5. Structure: Energy, matter, systems
Image: Prehistoric hand prints found in caves that go back 40,000 years ago.
Slide 1: Although Earth was formed with an astonishing number of elements that life would require to emerge, how physics and chemistry crossed the threshold into forms of life, is still not known. Our humanoid branch showed only about 6 Million YA, and modern Homo-Sapiens did not fully evolutive until approximately 250,000 years ago.
Slide 2: The iconic Blue Dot photograph; you live here.
Slide 3: Carl Sagan's poetic quote still gives me goosebumps.
Slide 4: Earth in its first Billion-year existence before the improbable event of single-celled life emerged.
Slide 5: Single-Celled life continued for the next 2.5 Billion Years.
Slide 6: Earth Freezes over.
Slide 7: In the Carboniferous Period (350-300 MYA). This was a period when the earth had a warm and humid climate. Tropical plants flourished over the entire surface of the planet. Eventually, geological changes covered up those forests, which concentrated and stored the "energy" these plants had captured from the sun. Today they are in the form of coal and oil; they contain more than 50 million years of the sun's energy. (Coal was not found to be useful until the 1750s when it began to be burned to produce heat to run steam engines invented to pump the water out of coal mines.)

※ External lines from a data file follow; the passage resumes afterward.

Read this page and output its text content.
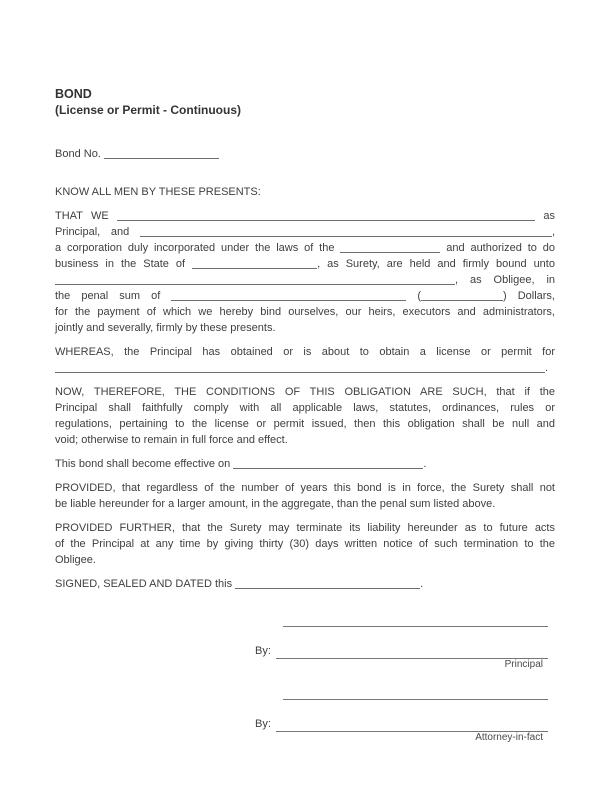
BOND
(License or Permit - Continuous)
Bond No.
KNOW ALL MEN BY THESE PRESENTS:
THAT WE	as
Principal, and	,
a corporation duly incorporated under the laws of the	and authorized to do
business in the State of	, as Surety, are held and firmly bound unto
, as Obligee, in
the penal sum of	(	) Dollars,
for the payment of which we hereby bind ourselves, our heirs, executors and administrators,
jointly and severally, firmly by these presents.
WHEREAS, the Principal has obtained or is about to obtain a license or permit for
.
NOW, THEREFORE, THE CONDITIONS OF THIS OBLIGATION ARE SUCH, that if the
Principal shall faithfully comply with all applicable laws, statutes, ordinances, rules or
regulations, pertaining to the license or permit issued, then this obligation shall be null and
void; otherwise to remain in full force and effect.
This bond shall become effective on	.
PROVIDED, that regardless of the number of years this bond is in force, the Surety shall not
be liable hereunder for a larger amount, in the aggregate, than the penal sum listed above.
PROVIDED FURTHER, that the Surety may terminate its liability hereunder as to future acts
of the Principal at any time by giving thirty (30) days written notice of such termination to the
Obligee.
SIGNED, SEALED AND DATED this	.
By:
Principal
By:
Attorney-in-fact
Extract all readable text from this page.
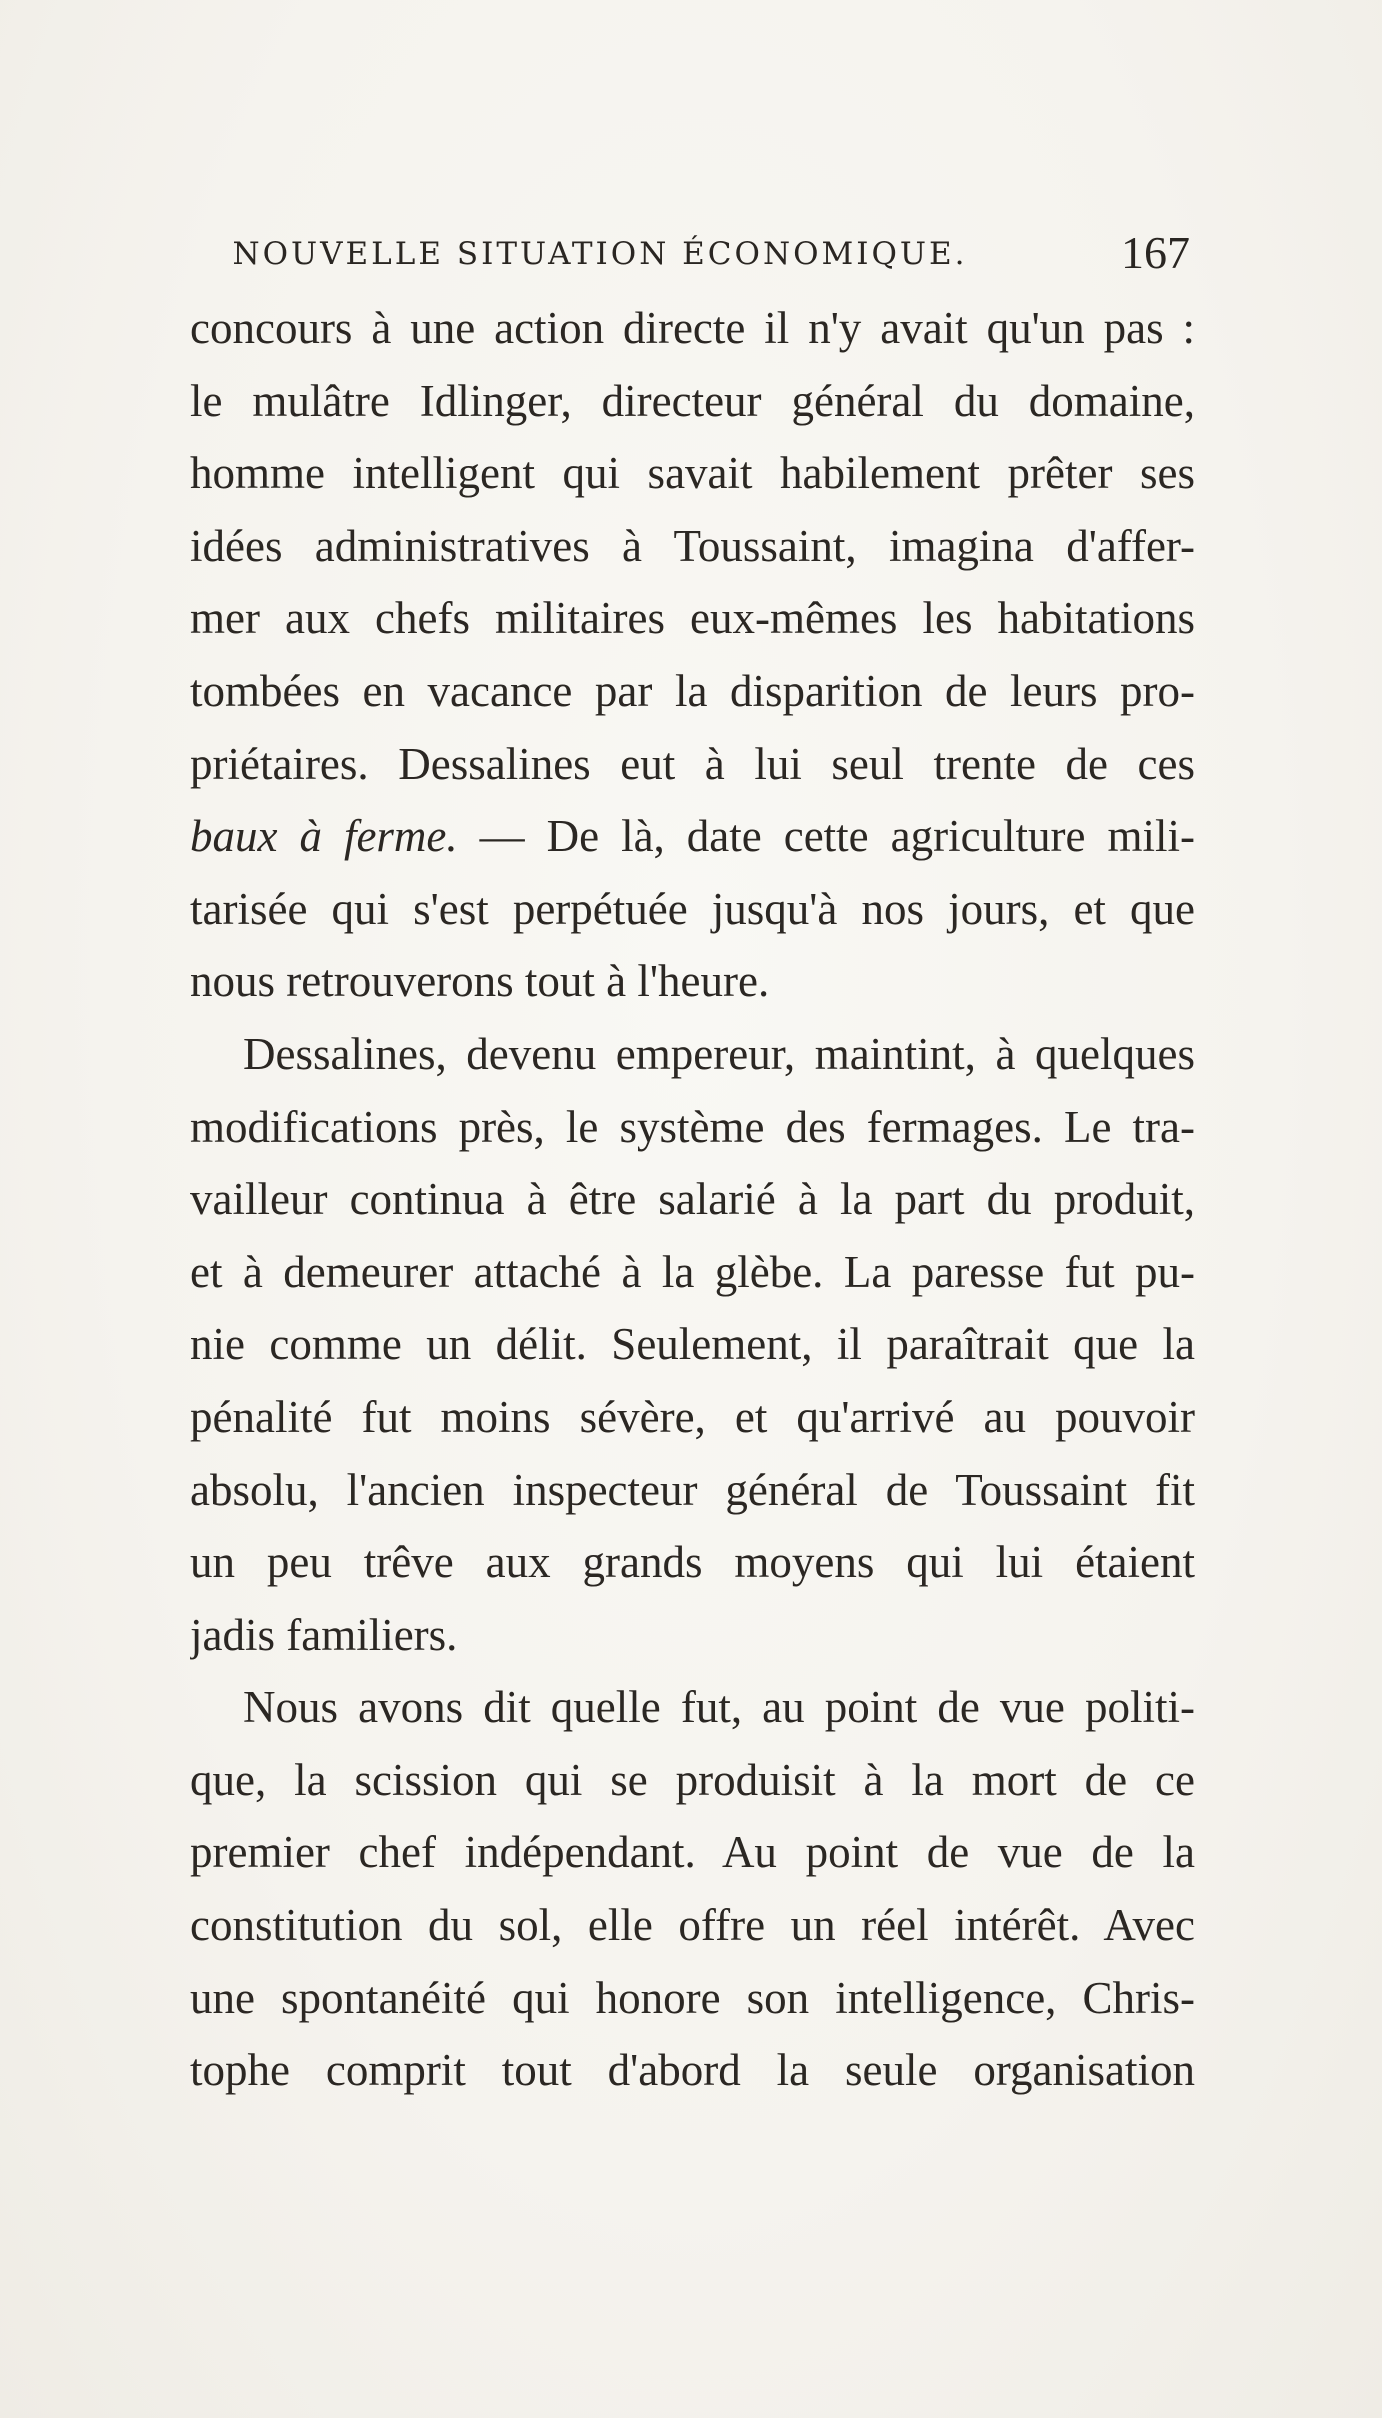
NOUVELLE SITUATION ÉCONOMIQUE.	167
concours à une action directe il n'y avait qu'un pas :
le mulâtre Idlinger, directeur général du domaine,
homme intelligent qui savait habilement prêter ses
idées administratives à Toussaint, imagina d'affer-
mer aux chefs militaires eux-mêmes les habitations
tombées en vacance par la disparition de leurs pro-
priétaires. Dessalines eut à lui seul trente de ces
baux à ferme. — De là, date cette agriculture mili-
tarisée qui s'est perpétuée jusqu'à nos jours, et que
nous retrouverons tout à l'heure.
Dessalines, devenu empereur, maintint, à quelques
modifications près, le système des fermages. Le tra-
vailleur continua à être salarié à la part du produit,
et à demeurer attaché à la glèbe. La paresse fut pu-
nie comme un délit. Seulement, il paraîtrait que la
pénalité fut moins sévère, et qu'arrivé au pouvoir
absolu, l'ancien inspecteur général de Toussaint fit
un peu trêve aux grands moyens qui lui étaient
jadis familiers.
Nous avons dit quelle fut, au point de vue politi-
que, la scission qui se produisit à la mort de ce
premier chef indépendant. Au point de vue de la
constitution du sol, elle offre un réel intérêt. Avec
une spontanéité qui honore son intelligence, Chris-
tophe comprit tout d'abord la seule organisation
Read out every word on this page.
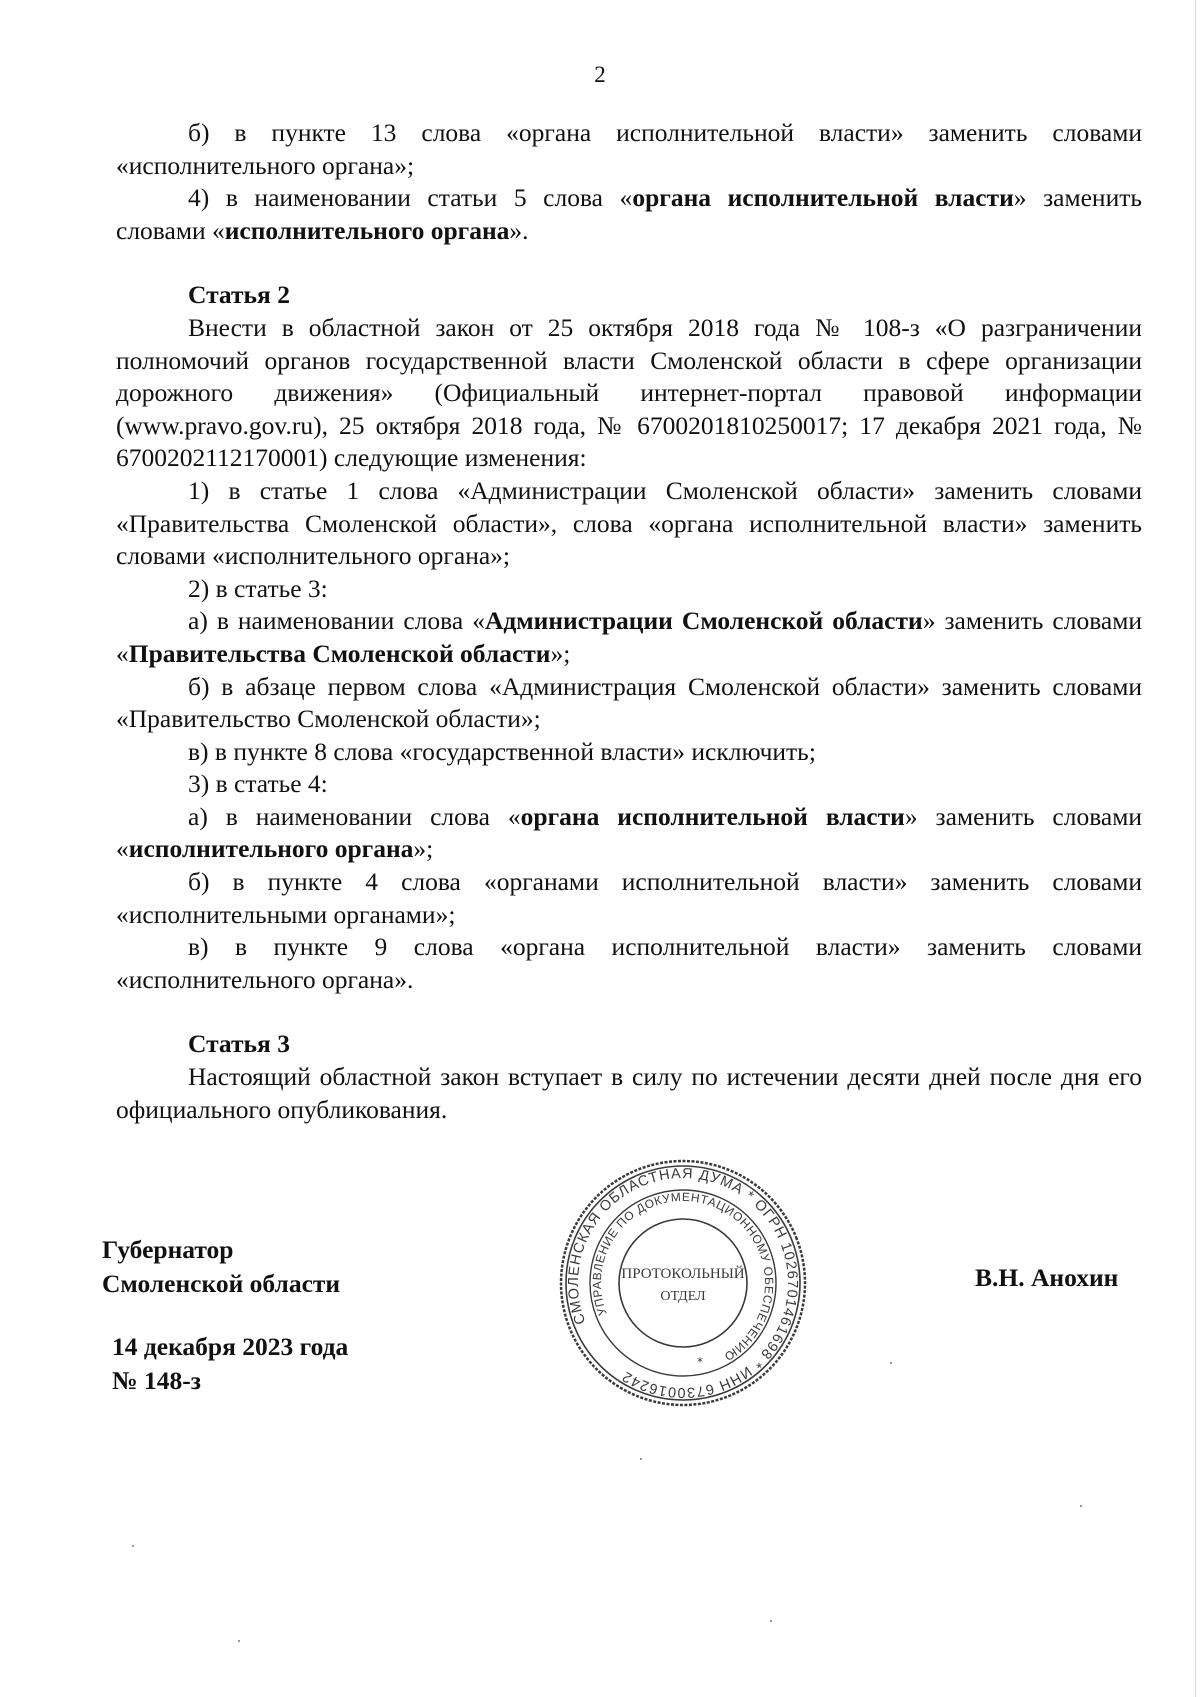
2

б) в пункте 13 слова «органа исполнительной власти» заменить словами «исполнительного органа»;

4) в наименовании статьи 5 слова «органа исполнительной власти» заменить словами «исполнительного органа».

Статья 2

Внести в областной закон от 25 октября 2018 года № 108-з «О разграничении полномочий органов государственной власти Смоленской области в сфере организации дорожного движения» (Официальный интернет-портал правовой информации (www.pravo.gov.ru), 25 октября 2018 года, № 6700201810250017; 17 декабря 2021 года, № 6700202112170001) следующие изменения:

1) в статье 1 слова «Администрации Смоленской области» заменить словами «Правительства Смоленской области», слова «органа исполнительной власти» заменить словами «исполнительного органа»;

2) в статье 3:

а) в наименовании слова «Администрации Смоленской области» заменить словами «Правительства Смоленской области»;

б) в абзаце первом слова «Администрация Смоленской области» заменить словами «Правительство Смоленской области»;

в) в пункте 8 слова «государственной власти» исключить;

3) в статье 4:

а) в наименовании слова «органа исполнительной власти» заменить словами «исполнительного органа»;

б) в пункте 4 слова «органами исполнительной власти» заменить словами «исполнительными органами»;

в) в пункте 9 слова «органа исполнительной власти» заменить словами «исполнительного органа».

Статья 3

Настоящий областной закон вступает в силу по истечении десяти дней после дня его официального опубликования.

Губернатор
Смоленской области	В.Н. Анохин
14 декабря 2023 года
№ 148-з
СМОЛЕНСКАЯ ОБЛАСТНАЯ ДУМА * ОГРН 1026701461698 * ИНН 6730016242
УПРАВЛЕНИЕ ПО ДОКУМЕНТАЦИОННОМУ ОБЕСПЕЧЕНИЮ
ПРОТОКОЛЬНЫЙ
ОТДЕЛ
*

Slide 8: This timeline shows our arrival as fully formed Homo Sapiens approximately 250,000 YA.
Slide 9: The blue planet as we know it today
Slide 10: Fire: Homo Sapiens evolved from Homo Erectus, who seem to be the first creature to control and use fire for hunting and cooking approximately 400,000 YA. Homo Erectus evolved roughly 1.8 million to 300,000 years ago, (some isolated divergent populations may have survived until 50,000 years ago). By using fire to cook food, Homo Erectus this act concentrated nutrients, which made it possible for Homo Sapiens to evolve to have smaller stomachs, smaller teeth, and a larger brain (Wrangham, 2009). All Human Beings are creatures who are dependent on fire to survive.
Slide 10: Human Migrations out of Africa, first following the trails of Homo erectus than expanding to all the contenents.
Slide 11: A major cosmic impact, circa 10,835 BCE, triggered the Younger Dryas (YD) climate shift, which seems to have resulted in megafaunal extinctions and including the extinction of many large animal species during a mini ice age that lasted more than 1,000 years. The Prehistoric Cave Paintings from 40,000 Years Ago came to an end around the time of the YD impact.
Slide 12: The importance of hands: The evolution of human Hands from making tools and gestures, may have led to the invention of language in homo erectus and homo sapiens. The images of hands in caves.
Slide 13: While it is not clear if the Neolithic Era, which began around 10,000 BCE, should be regarded as an Agricultural Revolution (Scott, 2018, Graeber, 2021), although human beings began to cluster together in small cities, although rarely with fortifications. Human beings mostly traveled in bands or tribes, they began to trade, domesticate animals, and farm on a seasonal basis, and store food. Various forms of governing involved hierarchies or loose confederacies. These beginnings of "civilization" took many forms, it was a period of social experimentation (Scott 2018).
Slide 14: The first writing systems emerged approximately 3,500 BCE. The first uses of writing seemed to evolve to keep track of inventory, writing was transformational in that laws could be made public, myths could be shared, and our stories could be told; writing began to change how we lived.
Slide 15: Early towns.
Slide 16: Writing allowed greater communication, which meant that people could influence others at a distance.
Slide 17: Our contemporary era cannot be separated from the many ways we have explored living and governing each other, the domestication of animals and the development of agriculture, writing systems, and more recently the discovery in the 1750s that fossil fuels (coal and oil) contained 50,000 years of "free energy" stored in compressed carbon deposits 350 million years ago. We are only now learning the cost of releasing this energy into the atmosphere.
Slide 18: An image of the complexity of our era: Robert Frank photographed a rack of dinner place mats in a gas station at Hoover Dam?